Kinetic and spectroscopic insights into the behaviour of Cu active site for NH3-SCR over zeolites with several topologies

Abstract

Cu–zeolite catalysts are promising for the selective catalytic reduction of nitrogen oxides using ammonia as the reducing agent (NH₃-SCR) but rational catalyst design requires a better understanding of the effect of zeolite topology on NH₃-SCR activity at low temperatures. Herein, the catalytic activities of Cu–zeolites with different topologies (MOR, MFI, *BEA, and CHA) and various Cu ion-exchange levels for low-temperature NH₃-SCR (at 473 K) were investigated. To allow comparisons of catalytic activities among Cu–zeolites with different topologies, the “cation density in micropores” of zeolites was defined, and a similar cation density in micropores was achieved for each topology by varying the Si/Al ratio. The dependence of the turnover frequencies at 473 K on the Cu density in micropores was strongly influenced by the parent zeolite, although the widely accepted reaction mechanism was independent of the zeolite topology. MOR zeolites showed low turnover frequencies irrespective of the Cu density in micropores. In contrast, *BEA zeolites exhibited extremely high turnover frequencies at a low Cu density in micropores, but the turnover frequencies did not increase considerably at higher Cu densities in micropores. Time-resolved UV-vis measurements were used to calculate the rate of the reduction–reoxidation cycle for Cu ions during model transient reactions over different zeolites. It was clearly demonstrated that the turnover frequency for NH₃-SCR was dominated by the Cu⁺ to Cu²⁺ reoxidation cycle, regardless of the zeolite topology and the Cu density in micropores.

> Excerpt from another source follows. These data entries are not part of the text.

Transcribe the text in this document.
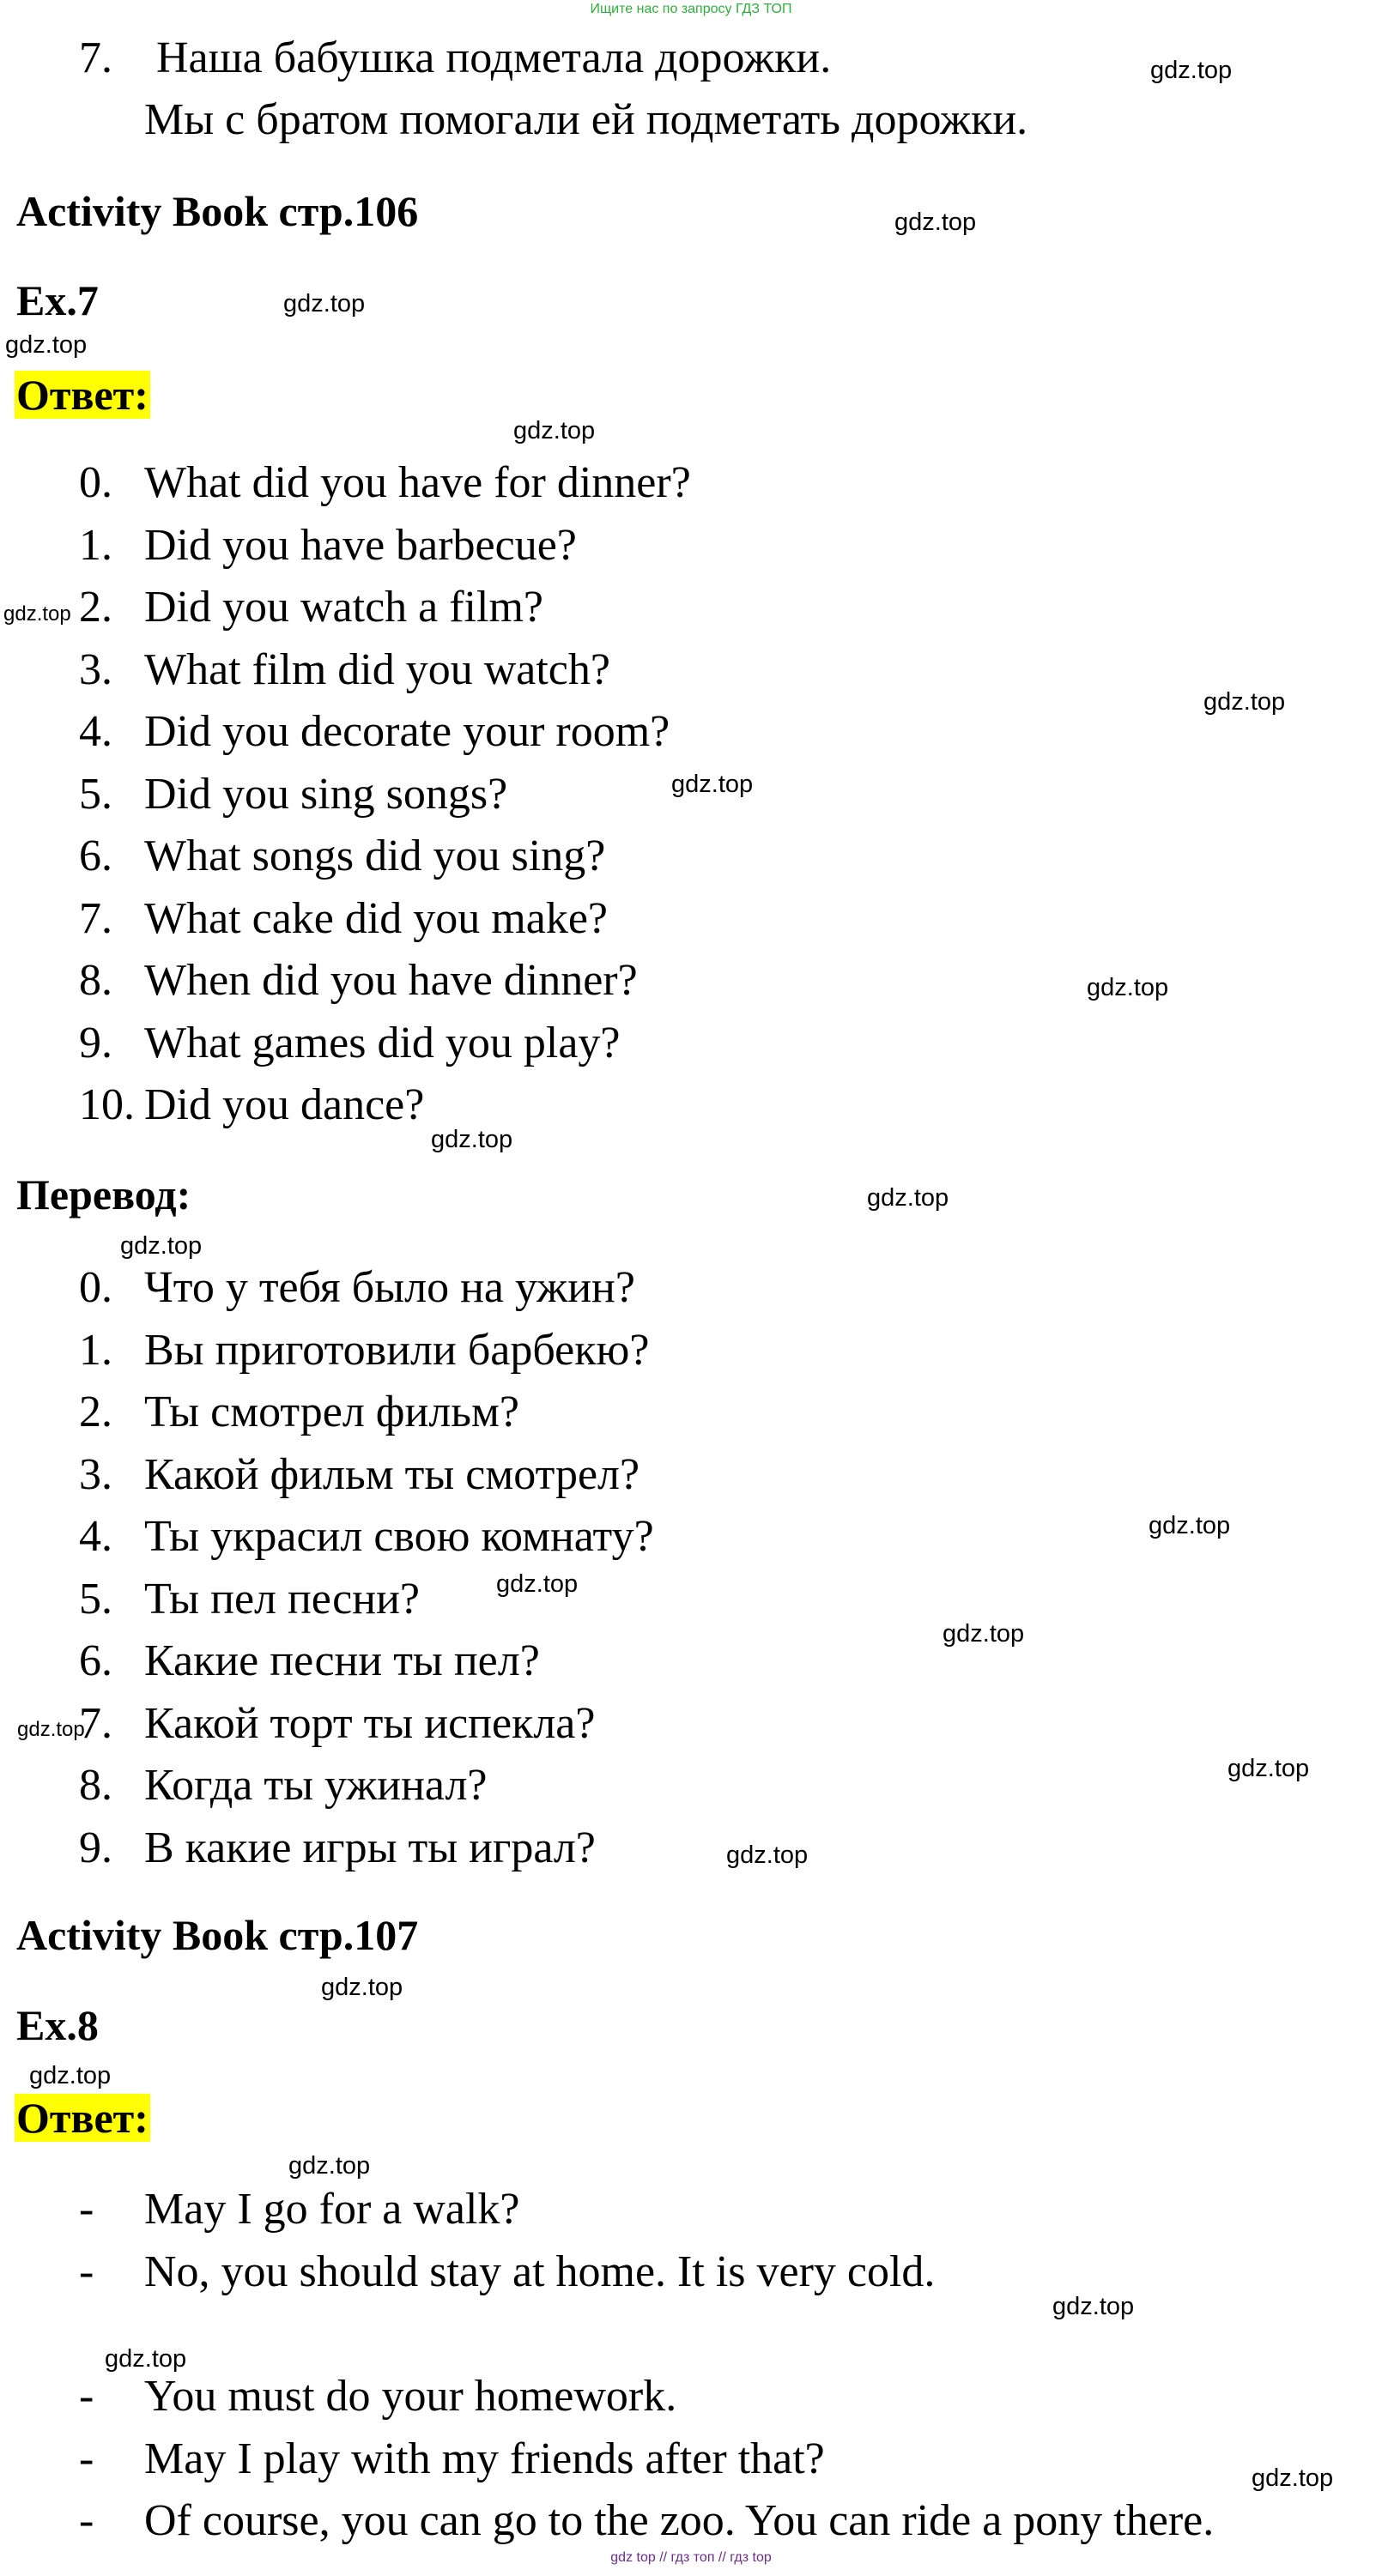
Ищите нас по запросу ГДЗ ТОП
7. Наша бабушка подметала дорожки.
Мы с братом помогали ей подметать дорожки.
Activity Book стр.106
Ex.7
Ответ:
0. What did you have for dinner?
1. Did you have barbecue?
2. Did you watch a film?
3. What film did you watch?
4. Did you decorate your room?
5. Did you sing songs?
6. What songs did you sing?
7. What cake did you make?
8. When did you have dinner?
9. What games did you play?
10. Did you dance?
Перевод:
0. Что у тебя было на ужин?
1. Вы приготовили барбекю?
2. Ты смотрел фильм?
3. Какой фильм ты смотрел?
4. Ты украсил свою комнату?
5. Ты пел песни?
6. Какие песни ты пел?
7. Какой торт ты испекла?
8. Когда ты ужинал?
9. В какие игры ты играл?
Activity Book стр.107
Ex.8
Ответ:
- May I go for a walk?
- No, you should stay at home. It is very cold.
- You must do your homework.
- May I play with my friends after that?
- Of course, you can go to the zoo. You can ride a pony there.
gdz.top
gdz.top
gdz.top
gdz.top
gdz.top
gdz.top
gdz.top
gdz.top
gdz.top
gdz.top
gdz.top
gdz.top
gdz.top
gdz.top
gdz.top
gdz.top
gdz.top
gdz.top
gdz.top
gdz.top
gdz.top
gdz.top
gdz.top
gdz.top
gdz top // гдз топ // гдз top
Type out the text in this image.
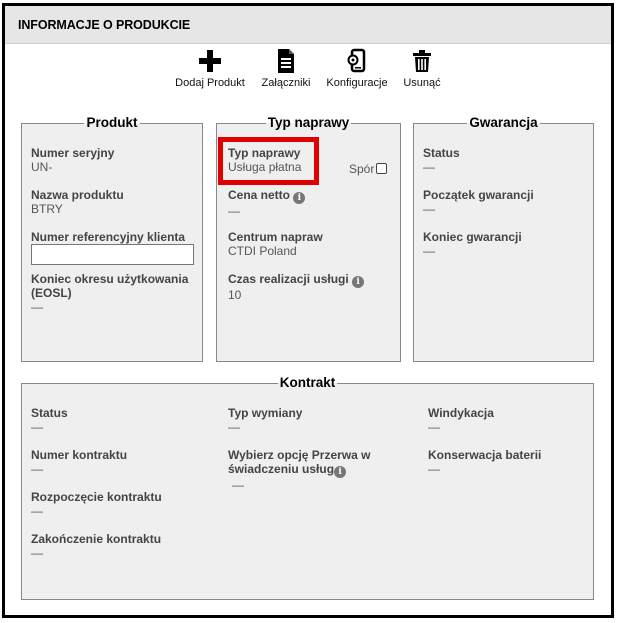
INFORMACJE O PRODUKCIE
Dodaj Produkt	Załączniki	Konfiguracje	Usunąć
Produkt
Numer seryjny
UN-
Nazwa produktu
BTRY
Numer referencyjny klienta
Koniec okresu użytkowania (EOSL)
—
Typ naprawy
Typ naprawy
Usługa płatna	Spór
Cena netto i
—
Centrum napraw
CTDI Poland
Czas realizacji usługi i
10
Gwarancja
Status
—
Początek gwarancji
—
Koniec gwarancji
—
Kontrakt
Status
—
Numer kontraktu
—
Rozpoczęcie kontraktu
—
Zakończenie kontraktu
—
Typ wymiany
—
Wybierz opcję Przerwa w świadczeniu usług i
—
Windykacja
—
Konserwacja baterii
—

The reoxidation of Cu ions on *BEA zeolites was rapid, even at low Cu densities in micropores, and the effect of increasing the mean Cu density in micropores was small. It was also suggested that Cu²⁺ interacted with zeolite framework oxygen, even under NH₃ flow. Thus, it is likely that the local structure and distribution of ion-exchange sites for divalent ions affect the reoxidation cycle during NH₃-SCR. It is proposed that development of Cu–zeolite catalysts that have both high reaction rates for NH₃-SCR and low Cu volumetric densities can be achieved by considering the zeolite topology.